Blogstuff 792
„Alle hatten Angst
vor Lücken in ihrem Lebenslauf. Aber niemand schien Angst davor zu haben, seine
Träume zu verraten.“ (Benedict Wels: Spinner)
Ich
finde es lustig, dass die Letzte Generation Berlin lahmlegen will. Das macht
die Stadtverwaltung doch schon seit zwanzig Jahren.
Supermarkt
und Impulskontrolle – mein großes Problem. Vor allem, wenn ich hungrig und ohne
Einkaufszettel unterwegs bin. Zum ersten Mal seit zwanzig Jahren habe ich
Knoppers zu Hause und warte jetzt jeden Tag auf halb zehn.
Außerdem
habe ich mir eine Flasche Cinzano gekauft. Wann habe ich zuletzt Cinzano
getrunken?
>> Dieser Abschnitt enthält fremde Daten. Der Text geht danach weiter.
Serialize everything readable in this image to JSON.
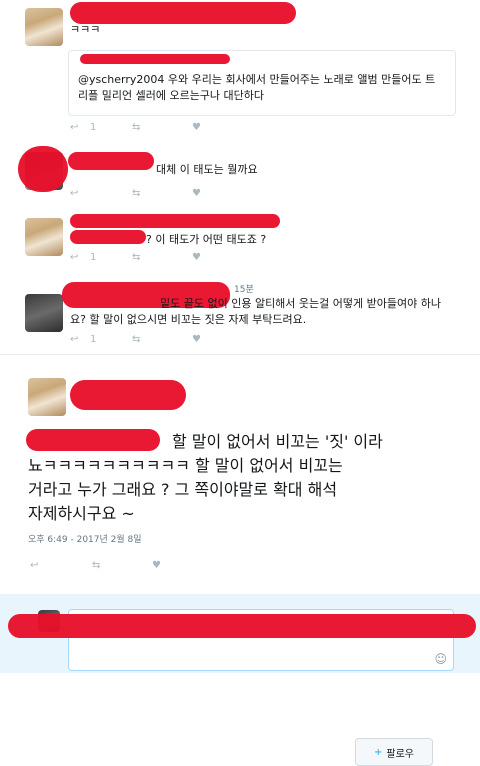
{
  "tweet1": {
    "text": "ㅋㅋㅋ",
    "quote_text_line1": "@yscherry2004  우와 우리는 회사에서 만들어주는 노래로 앨범 만들어도 트",
    "quote_text_line2": "리플 밀리언 셀러에 오르는구나 대단하다",
    "like_count": "1",
    "retweet_count": "",
    "reply_count": "1"
  },
  "tweet2": {
    "text": "대체 이 태도는 뭘까요"
  },
  "tweet3": {
    "text": "? 이 태도가 어떤 태도죠 ?",
    "time": ""
  },
  "tweet4": {
    "time": "15분",
    "text_line1": "밑도 끝도 없이 인용 알티해서 웃는걸 어떻게 받아들여야 하나",
    "text_line2": "요? 할 말이 없으시면 비꼬는 짓은 자제 부탁드려요."
  },
  "main": {
    "follow_label": "팔로우",
    "line1": "할 말이 없어서 비꼬는 '짓' 이라",
    "line2": "뇨ㅋㅋㅋㅋㅋㅋㅋㅋㅋㅋ 할 말이 없어서 비꼬는",
    "line3": "거라고 누가 그래요 ? 그 쪽이야말로 확대 해석",
    "line4": "자제하시구요 ~",
    "timestamp": "오후 6:49 - 2017년 2월 8일"
  },
  "actions": {
    "reply_count_1": "1",
    "reply_count_3": "1",
    "reply_count_4": "1"
  },
  "colors": {
    "redaction": "#e8102b",
    "border": "#e6ecf0",
    "action_grey": "#aab8c2"
  }
}
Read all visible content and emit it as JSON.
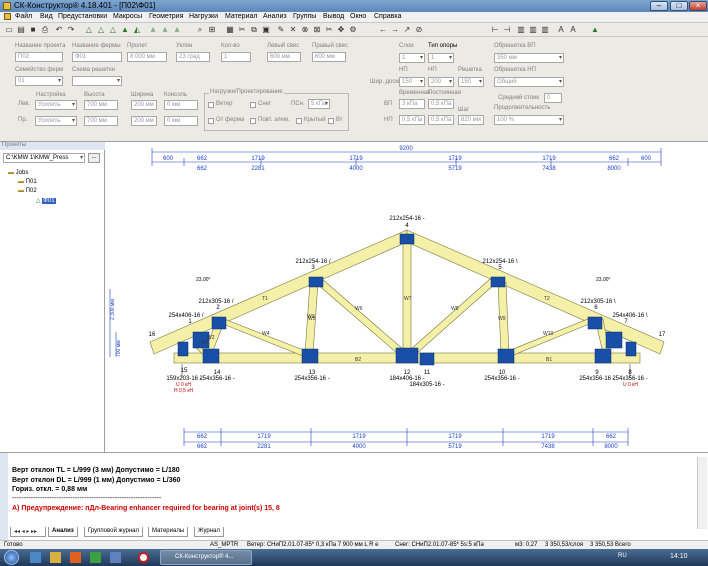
{
  "window": {
    "title": "СК-Конструктор® 4.18.401 - [П02\\Ф01]",
    "min": "–",
    "max": "□",
    "close": "×"
  },
  "menu": [
    "Файл",
    "Вид",
    "Предустановки",
    "Макросы",
    "Геометрия",
    "Нагрузки",
    "Материал",
    "Анализ",
    "Группы",
    "Вывод",
    "Окно",
    "Справка"
  ],
  "params": {
    "project_name_label": "Название проекта",
    "project_name": "П02",
    "truss_name_label": "Название фермы",
    "truss_name": "Ф01",
    "span_label": "Пролет",
    "span": "8 000 мм",
    "slope_label": "Уклон",
    "slope": "23 град",
    "qty_label": "Кол-во",
    "qty": "1",
    "left_overhang_label": "Левый свес",
    "left_overhang": "600 мм",
    "right_overhang_label": "Правый свес",
    "right_overhang": "600 мм",
    "layer_label": "Слои",
    "layer": "1",
    "support_type_label": "Тип опоры",
    "support_type": "1",
    "thickness_label": "Шир. доски",
    "thickness": "150",
    "np_label": "НП",
    "np": "200",
    "grid_label": "Решетка",
    "grid": "150",
    "truss_family_label": "Семейство ферм",
    "truss_family": "01",
    "web_scheme_label": "Схема решетки",
    "web_scheme": "",
    "setting_label": "Настройка",
    "left_setting_label": "Лев.",
    "left_setting": "Усилить",
    "right_setting_label": "Пр.",
    "right_setting": "Усилить",
    "height_label": "Высота",
    "height_left": "700 мм",
    "height_right": "700 мм",
    "width_label": "Ширина",
    "width_left": "200 мм",
    "width_right": "200 мм",
    "cantilever_label": "Консоль",
    "cantilever_left": "0 мм",
    "cantilever_right": "0 мм",
    "loads_group": "Нагрузки/Проектирование",
    "wind": "Ветер",
    "snow": "Снег",
    "psn_label": "ПСн.",
    "psn": "5 кПа",
    "on_truss": "От ферма",
    "repeat_sec": "Повт. элем.",
    "roofed": "Крытый",
    "vt": "Вт",
    "temporary_label": "Временная",
    "permanent_label": "Постоянная",
    "vp_label": "ВП",
    "vp_temp": "3 кПа",
    "vp_perm": "0,5 кПа",
    "np2_label": "НП",
    "np_temp": "0,5 кПа",
    "np_perm": "0,5 кПа",
    "step_label": "Шаг",
    "step": "820 мм",
    "common_vp_label": "Обрешетка ВП",
    "common_vp": "350 мм",
    "common_np_label": "Обрешетка НП",
    "common_np": "Общий",
    "middle_step_label": "Средний стоик",
    "middle_step": "0",
    "duration_label": "Продолжительность",
    "duration": "100 %"
  },
  "projects": {
    "header": "Проекты",
    "path": "C:\\KMW 1\\KMW_Press",
    "tree": [
      "Jobs",
      "П01",
      "П02",
      "Ф01"
    ]
  },
  "truss_labels": {
    "top_dims_blue": [
      "9200",
      "600",
      "662",
      "1719",
      "1719",
      "1719",
      "1719",
      "662",
      "600"
    ],
    "top_dims_blue2": [
      "662",
      "2281",
      "4000",
      "5719",
      "7438",
      "8000"
    ],
    "height_dims": [
      "2 300 мм",
      "700 мм"
    ],
    "nodes": [
      "212x254-16 -",
      "212x254-16 /",
      "212x254-16 \\",
      "212x305-16 /",
      "212x305-16 \\",
      "254x406-16 /",
      "254x406-16 \\",
      "254x356-16 -",
      "254x356-16 -",
      "254x356-16 -",
      "184x406-16 -",
      "184x305-16 -",
      "254x356-16 -",
      "254x356-16 -",
      "159x203-16 -"
    ],
    "node_numbers": [
      "4",
      "3",
      "5",
      "2",
      "6",
      "1",
      "7",
      "15",
      "14",
      "13",
      "12",
      "11",
      "10",
      "9",
      "8",
      "16",
      "17"
    ],
    "members": [
      "T1",
      "T2",
      "W1",
      "W2",
      "W3",
      "W4",
      "W5",
      "W6",
      "W7",
      "W8",
      "W9",
      "W10",
      "B1",
      "B2"
    ],
    "angles": [
      "23,00°",
      "23,00°"
    ],
    "reactions": [
      "U 0 кН",
      "H 0,5 кН",
      "U 0 кН"
    ],
    "bottom_dims": [
      "662",
      "1719",
      "1719",
      "1719",
      "1719",
      "662",
      "662",
      "2281",
      "4000",
      "5719",
      "7438",
      "8000"
    ]
  },
  "messages": [
    {
      "text": "Верт отклон TL = L/999  (3 мм)  Допустимо = L/180",
      "color": "#000000"
    },
    {
      "text": "Верт отклон DL = L/999  (1 мм)  Допустимо = L/360",
      "color": "#000000"
    },
    {
      "text": "Гориз. откл. = 0,88 мм",
      "color": "#000000"
    },
    {
      "text": "----------------------------------------------------------------",
      "color": "#000000"
    },
    {
      "text": "А) Предупреждение: пДл-Bearing enhancer required for bearing at joint(s) 15, 8",
      "color": "#cc0000"
    }
  ],
  "bottom_tabs": [
    "Анализ",
    "Групповой журнал",
    "Материалы",
    "Журнал"
  ],
  "status": {
    "ready": "Готово",
    "code": "AS_MPTR",
    "wind": "Ветер: СНиП2.01.07-85* 0,3 кПа 7 900 мм L R e",
    "snow": "Снег: СНиП2.01.07-85* 5s:5 кПа",
    "area": "м3: 0,27",
    "price1": "3 350,53/слоя",
    "price2": "3 350,53 Всего"
  },
  "taskbar": {
    "task": "СК-Конструктор® 4...",
    "clock": "14:10",
    "lang": "RU"
  },
  "colors": {
    "timber": "#f4f0a8",
    "timber_stroke": "#7a7a40",
    "plate": "#1a4fa8",
    "dim": "#1a3fc8",
    "warn": "#cc0000"
  }
}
Ich erinnere mich nur an einen völlig verregneten Vormittag im Mai
1991 auf einem Campingplatz in Südfrankreich, als ich mit zwei Freunden in
meinem Golf saß. Jeder hatte eine Flasche Cinzano in Arbeit, dazu hörten wir
dröhnend laut Musik und zogen uns damit den Hass der anderen Camper zu, feine
Pinkel mit fetten Wohnmobilen und Surfbrettern. Am Sonntag dann der Senna-Sieg
beim Grand Prix in Monte Carlo.
1887:
Der Berliner Ingenieur Max Sielaff lässt sich den ersten Selbsttätigen
Verkaufsapparat patentieren. Bald darauf stehen 10.000 Automaten in ganz
Deutschland, an den man z.B. Süßigkeiten kaufen kann. 1902 bereist der
Amerikaner Joseph Horn Europa und entdeckt in Berlin das erste
Automatenrestaurant. Begeistert von der Idee, ein Restaurant ohne Kellner
betreiben zu können, eröffnet er mit seinem Partner Frank Hardart ein
Automatenrestaurant in Philadelphia mit Sielaff-Automaten. 1941 gab es bereits
157 Horn & Hardart-Restaurants in den Vereinigten Staaten; allein über
fünfzig in New York, die täglich von 350.000 Kunden besucht wurden. Ein Tasse
Kaffee kostete fünf Cent. Mit dem Aufstieg der Fast-Food-Ketten begann der
Niedergang des Unternehmens, 1991 wurde das letzte Restaurant geschlossen.
Früher
hieß es immer, man solle beim Schreiben als Ort der Handlung eine Stadt nehmen,
die man persönlich kennt. Ein Kölner lässt seine Erzählung in Köln spielen und
nicht in Honolulu, wo er vermutlich noch nie gewesen ist. Heute ist das anders.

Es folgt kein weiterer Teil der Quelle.